A Chapter 7 bankruptcy will usually eliminate the following types of debt:
- Credit card debt
- Medical bills
- Signature loans
- Old automobile repossessions
- Gambling debts
- Mortgage deficiencies
- Most court judgments and liens
- Certain IRS debts
When you meet with us at Charles G. Moore PA, we will review your financial circumstances and advise what types of debts you can discharge and which of your assets you can expect to keep. Our firm is committed to helping you wipe out as much debt as possible and will provide the support and counsel you need throughout the process.
Frequently Asked Questions
Which Type of Bankruptcy Is Right for Me?
There are two major types of consumer bankruptcy: Chapter 7 bankruptcy and Chapter 13 bankruptcy. Chapter 7 is intended for people with limited income, while Chapter 13 is meant for people with regular income but are unable to meet their current obligations.
To determine your eligibility, you will need to complete the Means Test. Compare your current monthly income to Florida’s average median income for your household size. If your income is less than the state average, you “pass” the Means Test and qualify for Chapter 7 bankruptcy.
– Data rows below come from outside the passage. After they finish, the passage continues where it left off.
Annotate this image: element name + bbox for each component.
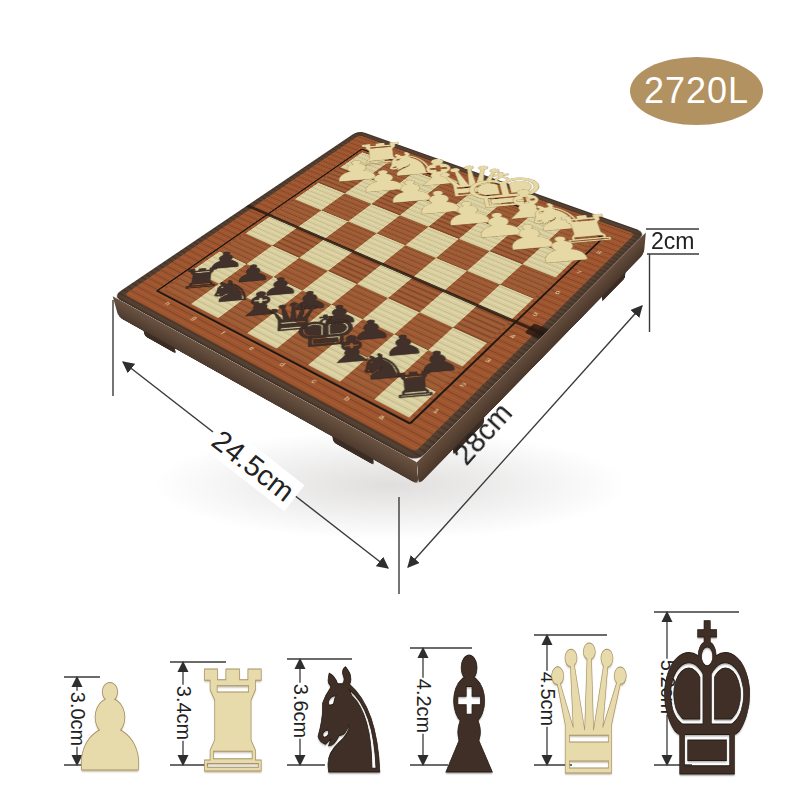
rank-label: 2 — [452, 378, 473, 392]
board-square — [340, 357, 401, 399]
board-square — [362, 298, 419, 335]
product-photo: hgfedcba 87654321 ♜♞♝♛♚♝♞♜♟♟♟♟♟♟♟♟♟♟♟♟♟♟… — [0, 0, 800, 800]
board-square — [477, 284, 534, 320]
pawn-glyph: ♟ — [496, 221, 531, 256]
board-square — [336, 319, 395, 357]
pawn-glyph: ♟ — [330, 158, 356, 187]
file-label: e — [242, 342, 262, 355]
file-label: g — [185, 312, 204, 324]
rank-label: 4 — [502, 331, 522, 344]
pawn-glyph: ♟ — [409, 188, 439, 220]
file-label: h — [158, 298, 177, 310]
size-chart-bishop: ♝ — [407, 637, 531, 797]
board-square — [332, 284, 388, 319]
pawn-glyph: ♟ — [355, 167, 382, 197]
model-badge: 2720L — [630, 57, 763, 125]
pawn-glyph: ♟ — [437, 198, 469, 231]
case-foot — [602, 272, 626, 302]
board-square — [357, 264, 412, 298]
board-square — [420, 291, 477, 327]
file-label: f — [213, 327, 233, 339]
board-square — [368, 334, 428, 374]
case-foot — [143, 330, 176, 354]
size-chart-knight: ♞ — [274, 650, 424, 794]
rank-label: 1 — [425, 404, 447, 419]
board-square — [453, 305, 511, 343]
board-square — [388, 277, 444, 312]
rank-label: 7 — [569, 267, 588, 278]
board-square — [247, 311, 305, 348]
board-square — [308, 341, 368, 381]
file-label: b — [336, 392, 357, 407]
board-square — [277, 326, 336, 365]
board-square — [467, 251, 522, 284]
board-thickness-label: 2cm — [651, 228, 694, 255]
board-square — [500, 264, 556, 298]
chessboard: hgfedcba 87654321 ♜♞♝♛♚♝♞♜♟♟♟♟♟♟♟♟♟♟♟♟♟♟… — [113, 130, 646, 462]
pawn-glyph: ♟ — [466, 209, 500, 243]
file-label: d — [272, 358, 292, 371]
rank-label: 5 — [525, 308, 545, 320]
size-chart-queen: ♛ — [527, 623, 651, 800]
size-chart-king: ♚ — [649, 597, 765, 800]
board-square — [428, 327, 488, 366]
board-square — [374, 374, 437, 418]
board-square — [401, 350, 462, 391]
board-square — [394, 312, 452, 350]
case-foot — [332, 436, 374, 465]
rank-label: 6 — [548, 287, 567, 299]
rank-label: 3 — [478, 354, 499, 368]
board-square — [412, 258, 467, 291]
board-square — [444, 271, 500, 306]
pawn-glyph: ♟ — [381, 177, 410, 208]
file-label: c — [304, 375, 325, 389]
file-label: a — [371, 410, 393, 425]
model-badge-label: 2720L — [644, 70, 749, 112]
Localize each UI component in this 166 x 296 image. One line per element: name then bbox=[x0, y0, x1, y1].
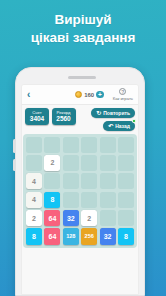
how-to-play-label: Как играть bbox=[113, 96, 133, 101]
tile-128: 128 bbox=[63, 228, 79, 244]
board-cell bbox=[100, 173, 116, 189]
undo-button-label: Назад bbox=[115, 123, 130, 129]
add-coins-button[interactable]: + bbox=[96, 91, 104, 99]
app-header-bar: ‹ 160 + ? Как играть bbox=[22, 85, 138, 105]
board-cell: 64 bbox=[44, 228, 60, 244]
board-cell bbox=[100, 210, 116, 226]
ad-reward-badge bbox=[132, 119, 137, 124]
undo-icon: ↶ bbox=[108, 123, 113, 129]
game-screen: ‹ 160 + ? Как играть Счет 3404 bbox=[21, 84, 139, 295]
banner-title-line2: цікаві завдання bbox=[0, 29, 166, 47]
tile-64: 64 bbox=[44, 210, 60, 226]
score-badge: Счет 3404 bbox=[25, 108, 49, 125]
board-cell bbox=[100, 155, 116, 171]
coin-counter: 160 + bbox=[75, 91, 104, 99]
board-cell bbox=[26, 155, 42, 171]
board-cell: 32 bbox=[63, 210, 79, 226]
board-cell: 64 bbox=[44, 210, 60, 226]
tile-4: 4 bbox=[26, 192, 42, 208]
board-cell: 256 bbox=[81, 228, 97, 244]
board-cell: 8 bbox=[118, 228, 134, 244]
board-cell bbox=[63, 173, 79, 189]
board-cell bbox=[81, 192, 97, 208]
board-cell bbox=[81, 137, 97, 153]
undo-button[interactable]: ↶ Назад bbox=[103, 121, 135, 131]
board-cell bbox=[100, 137, 116, 153]
tile-32: 32 bbox=[63, 210, 79, 226]
board-cell: 4 bbox=[26, 192, 42, 208]
board-cell bbox=[118, 173, 134, 189]
tile-32: 32 bbox=[100, 228, 116, 244]
tile-2: 2 bbox=[81, 210, 97, 226]
board-cell bbox=[26, 137, 42, 153]
board-cell bbox=[63, 192, 79, 208]
question-icon: ? bbox=[119, 88, 126, 95]
retry-button[interactable]: ↻ Повторить bbox=[91, 108, 135, 118]
tile-8: 8 bbox=[44, 192, 60, 208]
coin-count: 160 bbox=[84, 92, 94, 98]
board-cell bbox=[44, 137, 60, 153]
best-score-value: 2560 bbox=[55, 115, 73, 123]
banner-title: Вирішуй цікаві завдання bbox=[0, 0, 166, 47]
refresh-icon: ↻ bbox=[96, 110, 101, 116]
board-cell bbox=[100, 192, 116, 208]
back-chevron-icon[interactable]: ‹ bbox=[27, 90, 30, 100]
score-value: 3404 bbox=[28, 115, 46, 123]
tile-256: 256 bbox=[81, 228, 97, 244]
board-cell bbox=[63, 137, 79, 153]
tile-4: 4 bbox=[26, 173, 42, 189]
game-board[interactable]: 2448264322864128256328 bbox=[23, 134, 137, 248]
tile-2: 2 bbox=[44, 155, 60, 171]
board-cell bbox=[118, 155, 134, 171]
retry-button-label: Повторить bbox=[103, 110, 130, 116]
board-cell: 32 bbox=[100, 228, 116, 244]
banner-title-line1: Вирішуй bbox=[0, 11, 166, 29]
action-buttons: ↻ Повторить ↶ Назад bbox=[91, 108, 135, 131]
coin-icon bbox=[75, 91, 82, 98]
best-score-badge: Рекорд 2560 bbox=[52, 108, 76, 125]
board-cell bbox=[81, 173, 97, 189]
phone-mockup: ‹ 160 + ? Как играть Счет 3404 bbox=[15, 67, 145, 296]
board-cell: 128 bbox=[63, 228, 79, 244]
tile-8: 8 bbox=[118, 228, 134, 244]
board-cell: 8 bbox=[26, 228, 42, 244]
board-cell bbox=[81, 155, 97, 171]
tile-8: 8 bbox=[26, 228, 42, 244]
board-cell: 2 bbox=[44, 155, 60, 171]
board-cell bbox=[118, 210, 134, 226]
board-cell: 8 bbox=[44, 192, 60, 208]
score-controls-row: Счет 3404 Рекорд 2560 ↻ Повторить ↶ bbox=[22, 105, 138, 131]
board-cell: 2 bbox=[26, 210, 42, 226]
score-badges: Счет 3404 Рекорд 2560 bbox=[25, 108, 76, 125]
board-cell bbox=[118, 192, 134, 208]
how-to-play-button[interactable]: ? Как играть bbox=[113, 88, 133, 101]
tile-2: 2 bbox=[26, 210, 42, 226]
board-cell bbox=[44, 173, 60, 189]
volume-down-button bbox=[13, 159, 16, 171]
volume-up-button bbox=[13, 139, 16, 153]
speaker-slit bbox=[68, 76, 96, 79]
tile-64: 64 bbox=[44, 228, 60, 244]
board-cell: 4 bbox=[26, 173, 42, 189]
board-cell bbox=[63, 155, 79, 171]
board-cell: 2 bbox=[81, 210, 97, 226]
ad-banner: Вирішуй цікаві завдання ‹ 160 + ? Как иг… bbox=[0, 0, 166, 296]
board-cell bbox=[118, 137, 134, 153]
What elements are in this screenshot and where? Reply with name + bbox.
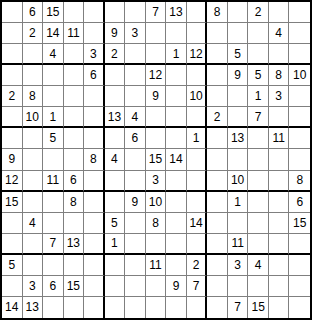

If your income is greater than the state average, you will likely need to file for Chapter 13 bankruptcy if you have considerable disposable income each month.
We also recognize that bankruptcy is not necessarily right for everyone. It is important to have a full understanding of what property you can expect to keep, what debts can be discharged, and any other potential impacts and consequences that might result from your filing. Our lawyer will thoroughly review your situation and give you straightforward advice.
What Types of Debts Can I Wipe Out through Bankruptcy?
Completing a Chapter 7 or Chapter 13 generally allows filers to discharge nearly all of their unsecured debts without penalty. Unsecured debts are issued based on your creditworthiness and do not have collateral backing.
Bankruptcy can typically eliminate:
- Credit card debt
- Medical debt
- Gambling debt
- Signature loans
- Mortgage deficiencies
- Certain types of tax debt
You cannot discharge all types of debt through bankruptcy. While you may be able to discharge secured debts, which are backed by collateral, you will likely lose secured assets in the process. In other words, while you may theoretically be able to discharge a mortgage, for example, doing so will result in you losing your home. Additionally, you cannot discharge newer income tax debt, student loan debt, child support, or spousal support.
Will I Lose All of My Assets If I File for Bankruptcy?
No. There is a pervasive myth that you will be left with nothing if you file for bankruptcy. Though Chapter 7 bankruptcy does involve a liquidation process, only non-exempt assets will be sold to compensate creditors. You get to keep any exempt assets, and the state of Florida allows you to protect the equity in your home, a certain amount of equity in your vehicle, most of your personal property, and other essential assets. Strategic use of exemptions can result in your losing little to nothing.
Chapter 13 bankruptcy involves no liquidation process whatsoever. Within certain guidelines, you will be able to keep all of your property. This type of bankruptcy can be a great choice for filers with non-exempt assets they wish to keep.
Can Filing for Bankruptcy Save My Home?
Yes. Filing for bankruptcy immediately stops foreclosure proceedings thanks to the automatic stay, a court order that halts nearly all collection efforts. However, you must file before your home has been sold.
If you hope to keep your home, Chapter 13 bankruptcy can provide you the time and relief you need to catch up on payments. Your repayment plan must prioritize mortgage arrears over unsecured debts, so you will be able to devote more of your disposable income to bring your mortgage current. You will also usually be able to eliminate unsecured debts once you have made all plan payments, which can give you the additional financial flexibility you need to stay on top of your mortgage in the future.